Poésie surréaliste NotesMat15

• •

Salives empoisonnées, langues amères.

À la lisière de deux royaumes, la vaste étendue désertique de Ganymède couturée par les joncs. Puis, dans les canalisations, à une époque troublée donc favorable, leur caillouteux taoïsme ou leur invraisemblable limite charriait du sable brûlant rendant l’atmosphère presque irrespirable… éblouis par un soleil de plomb en haut de leur version babylonienne, les voyageurs excentriques se courbèrent sous leurs poids.
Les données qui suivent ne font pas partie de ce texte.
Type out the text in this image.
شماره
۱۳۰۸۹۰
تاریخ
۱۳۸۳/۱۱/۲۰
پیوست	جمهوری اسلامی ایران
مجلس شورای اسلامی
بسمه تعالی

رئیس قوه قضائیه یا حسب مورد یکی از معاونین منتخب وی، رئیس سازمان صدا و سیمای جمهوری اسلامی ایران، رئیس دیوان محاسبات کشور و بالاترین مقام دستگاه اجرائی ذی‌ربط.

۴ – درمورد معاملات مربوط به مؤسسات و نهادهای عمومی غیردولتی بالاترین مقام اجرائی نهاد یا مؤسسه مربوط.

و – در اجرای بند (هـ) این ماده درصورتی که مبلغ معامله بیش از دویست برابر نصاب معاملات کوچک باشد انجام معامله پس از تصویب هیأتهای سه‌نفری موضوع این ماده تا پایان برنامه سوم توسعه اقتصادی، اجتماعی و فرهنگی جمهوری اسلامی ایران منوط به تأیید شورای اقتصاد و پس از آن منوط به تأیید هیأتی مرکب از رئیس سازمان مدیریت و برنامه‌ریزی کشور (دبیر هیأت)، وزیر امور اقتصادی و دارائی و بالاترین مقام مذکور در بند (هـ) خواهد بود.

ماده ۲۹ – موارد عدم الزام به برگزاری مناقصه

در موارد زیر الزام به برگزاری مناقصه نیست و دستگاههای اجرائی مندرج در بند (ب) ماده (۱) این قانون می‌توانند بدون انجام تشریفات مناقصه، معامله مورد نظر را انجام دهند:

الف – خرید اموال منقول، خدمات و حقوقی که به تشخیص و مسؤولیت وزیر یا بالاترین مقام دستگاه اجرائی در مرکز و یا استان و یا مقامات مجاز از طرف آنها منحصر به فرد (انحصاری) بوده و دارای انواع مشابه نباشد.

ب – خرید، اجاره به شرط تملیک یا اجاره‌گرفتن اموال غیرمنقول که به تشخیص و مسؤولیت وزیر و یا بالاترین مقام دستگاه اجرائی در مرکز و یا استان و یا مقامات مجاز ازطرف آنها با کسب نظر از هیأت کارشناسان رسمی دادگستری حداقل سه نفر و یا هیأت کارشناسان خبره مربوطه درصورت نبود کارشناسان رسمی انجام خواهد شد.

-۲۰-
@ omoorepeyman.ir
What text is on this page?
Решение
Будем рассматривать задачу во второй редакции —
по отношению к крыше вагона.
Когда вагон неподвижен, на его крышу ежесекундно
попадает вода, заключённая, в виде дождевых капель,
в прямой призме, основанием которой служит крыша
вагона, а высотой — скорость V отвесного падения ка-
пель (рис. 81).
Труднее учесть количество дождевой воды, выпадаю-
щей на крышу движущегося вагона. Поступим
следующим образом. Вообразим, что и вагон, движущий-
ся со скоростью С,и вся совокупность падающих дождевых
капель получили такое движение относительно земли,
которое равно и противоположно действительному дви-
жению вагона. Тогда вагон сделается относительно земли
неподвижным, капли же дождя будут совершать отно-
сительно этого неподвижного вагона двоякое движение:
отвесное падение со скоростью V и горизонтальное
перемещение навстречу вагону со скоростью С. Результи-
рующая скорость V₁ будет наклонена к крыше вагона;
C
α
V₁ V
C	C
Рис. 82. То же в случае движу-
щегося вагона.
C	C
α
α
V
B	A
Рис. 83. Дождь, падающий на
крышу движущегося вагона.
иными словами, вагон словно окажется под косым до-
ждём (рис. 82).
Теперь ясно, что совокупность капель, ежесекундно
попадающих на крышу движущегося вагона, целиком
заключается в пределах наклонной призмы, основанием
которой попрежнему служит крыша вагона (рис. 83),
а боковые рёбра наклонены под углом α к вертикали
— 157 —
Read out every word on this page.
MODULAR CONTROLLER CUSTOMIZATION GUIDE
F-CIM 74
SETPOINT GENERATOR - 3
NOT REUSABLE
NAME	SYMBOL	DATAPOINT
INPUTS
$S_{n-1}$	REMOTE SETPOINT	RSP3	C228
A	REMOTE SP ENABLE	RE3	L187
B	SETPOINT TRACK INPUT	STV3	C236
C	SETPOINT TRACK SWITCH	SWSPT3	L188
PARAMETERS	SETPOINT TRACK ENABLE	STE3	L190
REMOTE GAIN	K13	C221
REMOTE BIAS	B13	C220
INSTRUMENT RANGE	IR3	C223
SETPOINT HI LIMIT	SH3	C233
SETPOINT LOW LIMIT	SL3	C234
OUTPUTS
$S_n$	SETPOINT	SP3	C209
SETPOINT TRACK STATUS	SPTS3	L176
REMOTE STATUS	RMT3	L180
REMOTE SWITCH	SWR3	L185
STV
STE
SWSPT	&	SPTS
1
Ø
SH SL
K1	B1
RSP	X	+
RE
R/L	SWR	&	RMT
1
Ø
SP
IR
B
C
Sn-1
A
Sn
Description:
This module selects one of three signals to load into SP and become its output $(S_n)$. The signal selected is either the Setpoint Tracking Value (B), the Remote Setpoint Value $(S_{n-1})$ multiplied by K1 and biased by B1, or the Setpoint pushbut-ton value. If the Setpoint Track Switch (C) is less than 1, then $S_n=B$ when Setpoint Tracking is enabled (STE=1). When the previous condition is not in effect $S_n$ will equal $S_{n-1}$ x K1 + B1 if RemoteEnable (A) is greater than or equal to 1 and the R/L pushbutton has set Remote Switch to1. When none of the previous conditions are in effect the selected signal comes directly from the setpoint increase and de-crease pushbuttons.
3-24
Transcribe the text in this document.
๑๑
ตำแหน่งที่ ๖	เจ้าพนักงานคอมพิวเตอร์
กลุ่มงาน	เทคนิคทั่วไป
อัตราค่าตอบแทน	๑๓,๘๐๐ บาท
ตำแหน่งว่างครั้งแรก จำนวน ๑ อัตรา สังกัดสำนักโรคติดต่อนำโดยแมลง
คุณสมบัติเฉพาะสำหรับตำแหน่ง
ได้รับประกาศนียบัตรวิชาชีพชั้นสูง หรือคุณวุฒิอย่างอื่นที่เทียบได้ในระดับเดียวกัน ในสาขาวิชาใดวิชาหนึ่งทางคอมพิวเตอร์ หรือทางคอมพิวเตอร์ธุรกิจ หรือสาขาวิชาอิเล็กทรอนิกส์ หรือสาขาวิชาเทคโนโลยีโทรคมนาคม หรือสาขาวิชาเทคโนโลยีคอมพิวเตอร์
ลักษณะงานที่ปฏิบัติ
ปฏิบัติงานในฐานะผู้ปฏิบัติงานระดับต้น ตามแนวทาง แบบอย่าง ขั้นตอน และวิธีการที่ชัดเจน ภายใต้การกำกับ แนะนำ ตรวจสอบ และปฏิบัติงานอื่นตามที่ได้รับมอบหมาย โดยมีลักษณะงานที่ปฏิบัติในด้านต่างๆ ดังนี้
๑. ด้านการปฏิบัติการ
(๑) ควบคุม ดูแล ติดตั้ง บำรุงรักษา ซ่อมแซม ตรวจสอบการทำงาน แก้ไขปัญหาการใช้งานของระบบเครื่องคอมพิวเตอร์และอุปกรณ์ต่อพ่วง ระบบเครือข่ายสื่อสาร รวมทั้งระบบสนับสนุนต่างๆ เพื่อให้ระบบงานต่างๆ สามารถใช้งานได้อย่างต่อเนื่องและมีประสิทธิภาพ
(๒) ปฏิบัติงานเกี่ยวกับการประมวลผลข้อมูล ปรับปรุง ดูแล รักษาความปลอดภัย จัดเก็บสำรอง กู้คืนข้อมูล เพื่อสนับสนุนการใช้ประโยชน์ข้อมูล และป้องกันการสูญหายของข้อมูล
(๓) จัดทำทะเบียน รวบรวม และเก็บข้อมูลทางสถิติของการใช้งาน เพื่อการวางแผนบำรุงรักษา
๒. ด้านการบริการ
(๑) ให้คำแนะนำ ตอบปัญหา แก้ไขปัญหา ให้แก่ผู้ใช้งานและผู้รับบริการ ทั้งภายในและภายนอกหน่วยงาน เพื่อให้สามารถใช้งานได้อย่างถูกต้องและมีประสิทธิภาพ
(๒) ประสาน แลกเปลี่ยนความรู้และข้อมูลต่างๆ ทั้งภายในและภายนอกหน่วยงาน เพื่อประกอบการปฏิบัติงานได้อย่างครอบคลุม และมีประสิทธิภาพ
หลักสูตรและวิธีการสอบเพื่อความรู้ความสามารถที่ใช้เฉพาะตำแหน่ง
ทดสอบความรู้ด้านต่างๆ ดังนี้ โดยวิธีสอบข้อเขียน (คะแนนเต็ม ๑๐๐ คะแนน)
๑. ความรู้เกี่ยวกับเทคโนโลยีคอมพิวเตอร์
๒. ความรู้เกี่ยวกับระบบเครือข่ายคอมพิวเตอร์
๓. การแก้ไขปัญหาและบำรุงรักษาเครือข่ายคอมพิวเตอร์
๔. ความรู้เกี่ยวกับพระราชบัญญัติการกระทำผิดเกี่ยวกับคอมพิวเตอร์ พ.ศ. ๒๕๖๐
Et ainsi instrumentalisés pour se coupler avec les juxtapositions massicotées de leurs nerfs optiques, ils avaient l’impression de cuire dans leur armure, une armure fabriquée au hasard avec l’arborescence de leurs fichiers informatiques. Et si ils regardaient à droite ou à gauche ? Les Oracles annonçant les guerres et la libération de leur mot de passe qui parcourait les voies télescopées cyanosaient le décor et l’envers du décor.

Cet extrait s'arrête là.